‘Master of None’: Aziz Ansari’s Cringe-Com Masterpiece Will Break Your Heart
“Every girl in my phone hates me,” Aziz Ansari laments in the excellent new season of Master of None. “Or I hate them.” The sad part: His life only gets more miserable when he turns off his phone and faces the world. In Ansari’s Netflix cringe-core comedy, he dissects modern romance as Dev, a thirtysomething semi-employed actor and passionate foodie living in New York, asking himself the same questions over and over. Where is true love? Where is the best taco in town? Will the kitchen at the tapas bar stay open long enough for a romantic-fantasy dinner with my dream girl? When will my dream girl break up with her fiancée? How old do I have to get before I stop lying to my Muslim parents about eating pork during Ramadan? Why do non-Indian people assume all Indian guys know each other? If I’m such a great actor, why did my scene get cut from a slasher flick called The Sickening?
Master of Love dropped as a left-field surprise at the tail end of 2015, and although it initially might have come on as Ansari’s own Louie, the show has its own offbeat flair, exploring race and religion along with sex and seafood. And Dev is a much easier guy to spend a half hour with than Louie – a lot less rage and self-pity, a lot more eggplant parm. The second season sparkles even more than the first, as Ansari and co-creator Alan Yang (another Parks and Recreation vet) stretch out to explore the corners of Dev’s messy life, which includes friends and exes and doormen, parents and aunts, plus the usual pile-up of bad first dates. As the new episodes begin, Dev recovers from his latest heartbreak by heading off to a small town in Italy, where he studies the art of making pasta, his favorite dish of all. Cooking and dining gives him more satisfaction than looking for love – at least in restaurants he stands a chance of getting what he ordered.
Though he’s the center of the story, the series stretches out with new characters – Bobby Cannavale outdoes himself as a loudmouth asshole cooking-show host, Chef Jeff. Some of the funniest moments feature Dev’s parents, played by Ansari’s real-life father and mother, who are plainly non-actors and just as plainly delightful. (The way his mom scowls and punches him in the shoulder over dinner shows the comic apple doesn’t fall far from the tree in the Ansari family.) In one great episode, he comes to terms with his Muslim upbringing, which he’s strained against since childhood. “I remember when my mom took me for the first time,” he tells a friend. “I thought I was going to see the Jim Carrey movie The Mask. Then we end up at the mosque.”

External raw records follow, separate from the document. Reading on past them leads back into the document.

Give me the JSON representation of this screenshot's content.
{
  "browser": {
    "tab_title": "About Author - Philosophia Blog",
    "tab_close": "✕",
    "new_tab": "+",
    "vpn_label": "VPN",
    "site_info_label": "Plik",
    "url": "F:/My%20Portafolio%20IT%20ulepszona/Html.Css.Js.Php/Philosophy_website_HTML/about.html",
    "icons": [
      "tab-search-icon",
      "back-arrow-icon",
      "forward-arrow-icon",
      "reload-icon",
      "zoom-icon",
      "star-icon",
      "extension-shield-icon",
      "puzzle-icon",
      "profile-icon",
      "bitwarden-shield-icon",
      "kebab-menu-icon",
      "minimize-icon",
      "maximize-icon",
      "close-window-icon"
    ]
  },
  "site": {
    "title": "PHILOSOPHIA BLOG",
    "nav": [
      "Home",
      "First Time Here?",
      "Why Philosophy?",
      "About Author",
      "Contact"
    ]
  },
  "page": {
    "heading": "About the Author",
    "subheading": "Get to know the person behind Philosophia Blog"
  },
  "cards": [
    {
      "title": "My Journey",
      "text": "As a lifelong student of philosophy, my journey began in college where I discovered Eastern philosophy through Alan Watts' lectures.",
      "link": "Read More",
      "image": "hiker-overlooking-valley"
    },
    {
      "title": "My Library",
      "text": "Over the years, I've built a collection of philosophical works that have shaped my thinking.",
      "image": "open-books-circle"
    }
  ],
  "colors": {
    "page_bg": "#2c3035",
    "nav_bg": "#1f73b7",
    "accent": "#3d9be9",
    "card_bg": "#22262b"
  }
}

Master of None still has its own original visual and musical style – loads of vintage soul and hip-hop and new wave, including a few seconds of a Will Powers novelty record I haven’t heard since the Eighties and was shocked to remember instantly. But it’s really Ansari who raises the stakes this time, playing Dev as a nice guy who isn’t quite as nice as he thinks he is. He’s picked up dramatic confidence between seasons – in one touching moment, he sits alone in the back of his Uber, brooding to a Soft Cell deep cut, staring into space as he ponders the his next terrible romantic decision. (The episode was directed by Eric Wareheim, who also plays Dev’s oafish bearded sidekick Arnold.) He’s not even sure if the relationship he’s mourning counted as a relationship. As the Soft Cell song says, “It was kind of a so-so love.” The line could sum up Dev’s life.

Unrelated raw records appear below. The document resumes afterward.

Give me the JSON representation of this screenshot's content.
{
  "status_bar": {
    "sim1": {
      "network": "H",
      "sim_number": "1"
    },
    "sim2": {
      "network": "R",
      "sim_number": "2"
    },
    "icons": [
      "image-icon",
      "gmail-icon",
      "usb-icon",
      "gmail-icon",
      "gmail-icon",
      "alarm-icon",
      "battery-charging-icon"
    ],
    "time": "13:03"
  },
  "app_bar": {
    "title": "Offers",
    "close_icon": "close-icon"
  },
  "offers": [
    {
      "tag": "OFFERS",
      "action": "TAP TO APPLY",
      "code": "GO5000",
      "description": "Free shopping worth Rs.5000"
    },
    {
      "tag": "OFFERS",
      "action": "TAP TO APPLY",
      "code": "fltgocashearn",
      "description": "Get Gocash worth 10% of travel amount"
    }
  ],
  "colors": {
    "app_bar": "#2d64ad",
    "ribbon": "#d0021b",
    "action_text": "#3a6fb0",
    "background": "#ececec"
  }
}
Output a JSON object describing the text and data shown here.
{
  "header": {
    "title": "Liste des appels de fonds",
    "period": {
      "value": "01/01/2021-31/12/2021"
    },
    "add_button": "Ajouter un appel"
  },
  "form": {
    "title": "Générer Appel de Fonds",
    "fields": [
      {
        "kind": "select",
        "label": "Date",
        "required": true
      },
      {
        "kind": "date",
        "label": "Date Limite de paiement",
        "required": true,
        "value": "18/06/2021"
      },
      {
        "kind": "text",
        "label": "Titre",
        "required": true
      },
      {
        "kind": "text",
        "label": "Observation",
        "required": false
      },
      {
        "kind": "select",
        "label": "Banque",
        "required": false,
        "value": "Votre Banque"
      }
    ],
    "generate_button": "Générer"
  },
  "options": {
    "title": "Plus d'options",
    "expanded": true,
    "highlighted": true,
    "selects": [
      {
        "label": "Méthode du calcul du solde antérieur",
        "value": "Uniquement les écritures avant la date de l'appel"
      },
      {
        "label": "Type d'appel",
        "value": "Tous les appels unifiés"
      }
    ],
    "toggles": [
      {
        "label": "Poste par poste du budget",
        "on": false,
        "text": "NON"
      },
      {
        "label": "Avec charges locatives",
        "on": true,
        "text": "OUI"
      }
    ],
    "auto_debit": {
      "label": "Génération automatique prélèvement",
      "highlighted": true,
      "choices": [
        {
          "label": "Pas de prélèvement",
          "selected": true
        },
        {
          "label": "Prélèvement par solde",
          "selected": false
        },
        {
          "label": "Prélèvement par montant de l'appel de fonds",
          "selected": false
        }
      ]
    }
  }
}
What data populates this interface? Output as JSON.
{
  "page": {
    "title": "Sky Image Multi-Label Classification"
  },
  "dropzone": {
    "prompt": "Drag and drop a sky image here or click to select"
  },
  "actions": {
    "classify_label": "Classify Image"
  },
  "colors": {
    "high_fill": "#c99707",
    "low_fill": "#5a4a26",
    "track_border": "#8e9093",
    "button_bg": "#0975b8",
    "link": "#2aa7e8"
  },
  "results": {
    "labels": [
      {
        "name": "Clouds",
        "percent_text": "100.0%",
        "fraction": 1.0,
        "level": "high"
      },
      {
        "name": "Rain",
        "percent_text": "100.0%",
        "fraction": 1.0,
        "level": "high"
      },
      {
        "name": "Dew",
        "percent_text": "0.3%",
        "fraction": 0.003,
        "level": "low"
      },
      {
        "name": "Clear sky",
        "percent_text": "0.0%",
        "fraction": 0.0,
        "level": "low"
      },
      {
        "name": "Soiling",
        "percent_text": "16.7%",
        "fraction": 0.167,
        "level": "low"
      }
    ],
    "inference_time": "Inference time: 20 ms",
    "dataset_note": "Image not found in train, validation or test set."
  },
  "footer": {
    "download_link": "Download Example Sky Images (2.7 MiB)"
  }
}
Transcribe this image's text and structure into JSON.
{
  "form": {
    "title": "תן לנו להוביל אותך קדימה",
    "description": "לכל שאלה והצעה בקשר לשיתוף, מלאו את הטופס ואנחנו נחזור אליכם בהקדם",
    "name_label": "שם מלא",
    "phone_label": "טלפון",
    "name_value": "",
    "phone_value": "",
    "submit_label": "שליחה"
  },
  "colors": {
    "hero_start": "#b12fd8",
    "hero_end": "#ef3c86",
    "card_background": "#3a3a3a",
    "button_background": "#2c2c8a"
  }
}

Some episodes leave Dev behind to dig deep into his friends’ lives. The highlight – Master‘s absolute peak so far – is the eighth episode “Thanksgiving,” delving into the backstory of Dev’s longtime friendship with his black lesbian friend Denise (Lena Waithe), with Angela Bassett as her mom, set around their Thanksgiving dinners over the years. Dev and Denise grow up together, from their Nineties childhood (when they’re watching Fresh Prince reruns and digging Da Brat together) to the now, when Denise’s mom has to explain what “thot” means. The cliché “I laughed, I cried” doesn’t begin to cover it – you will make unexpected (and inconvenient) ugly honking weepy noises all the way through.

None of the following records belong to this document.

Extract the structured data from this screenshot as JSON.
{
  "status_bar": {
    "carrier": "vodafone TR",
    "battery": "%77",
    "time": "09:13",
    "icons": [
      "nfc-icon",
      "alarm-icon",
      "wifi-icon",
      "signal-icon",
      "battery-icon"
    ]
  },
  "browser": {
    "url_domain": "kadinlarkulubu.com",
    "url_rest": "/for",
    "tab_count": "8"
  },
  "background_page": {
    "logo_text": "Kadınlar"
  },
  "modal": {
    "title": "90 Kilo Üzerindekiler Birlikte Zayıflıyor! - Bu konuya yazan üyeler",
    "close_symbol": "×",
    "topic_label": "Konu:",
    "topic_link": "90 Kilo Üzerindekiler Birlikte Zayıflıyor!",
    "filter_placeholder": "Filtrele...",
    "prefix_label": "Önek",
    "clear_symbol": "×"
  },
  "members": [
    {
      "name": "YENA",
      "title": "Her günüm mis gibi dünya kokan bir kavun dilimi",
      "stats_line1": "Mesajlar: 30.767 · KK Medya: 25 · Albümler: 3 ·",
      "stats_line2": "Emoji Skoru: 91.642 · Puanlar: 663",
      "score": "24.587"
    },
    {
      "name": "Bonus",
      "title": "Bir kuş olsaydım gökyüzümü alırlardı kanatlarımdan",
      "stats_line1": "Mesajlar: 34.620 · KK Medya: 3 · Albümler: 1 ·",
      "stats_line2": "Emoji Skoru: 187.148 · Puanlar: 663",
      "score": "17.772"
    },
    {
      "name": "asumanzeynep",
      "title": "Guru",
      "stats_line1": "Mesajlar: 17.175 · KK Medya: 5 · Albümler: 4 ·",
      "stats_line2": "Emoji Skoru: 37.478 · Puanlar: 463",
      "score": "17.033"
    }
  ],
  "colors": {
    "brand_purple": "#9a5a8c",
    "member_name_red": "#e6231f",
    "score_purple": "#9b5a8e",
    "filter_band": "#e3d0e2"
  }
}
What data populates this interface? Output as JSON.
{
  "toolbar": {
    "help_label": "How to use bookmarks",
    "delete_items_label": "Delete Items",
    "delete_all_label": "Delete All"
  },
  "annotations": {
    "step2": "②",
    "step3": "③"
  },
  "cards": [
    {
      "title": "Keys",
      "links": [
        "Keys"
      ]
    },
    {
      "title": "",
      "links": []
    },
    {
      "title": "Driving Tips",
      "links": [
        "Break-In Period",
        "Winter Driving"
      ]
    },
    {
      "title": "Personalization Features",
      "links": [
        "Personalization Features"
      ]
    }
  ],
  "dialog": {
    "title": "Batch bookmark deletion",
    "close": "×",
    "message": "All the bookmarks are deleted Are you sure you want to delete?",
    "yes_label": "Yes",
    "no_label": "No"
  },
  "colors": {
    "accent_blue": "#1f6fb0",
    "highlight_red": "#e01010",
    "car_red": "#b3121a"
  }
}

You know a comedy is breaking new ground when it can make you choke up when a character raves about bringing her girlfriend to see an Asian New Edition cover band: “The Filipino Johnny Gill was no joke!” It’s one of the year’s most bold and moving TV moments, with Ansari pitching in as a support player. (The “talking too loud at old people” trick has been done before, but rarely so deftly.) Ansari has said he doesn’t think Master of None has enough narrative material for a Season Three. He’s wrong about that – it’s a dish that calls for more helpings.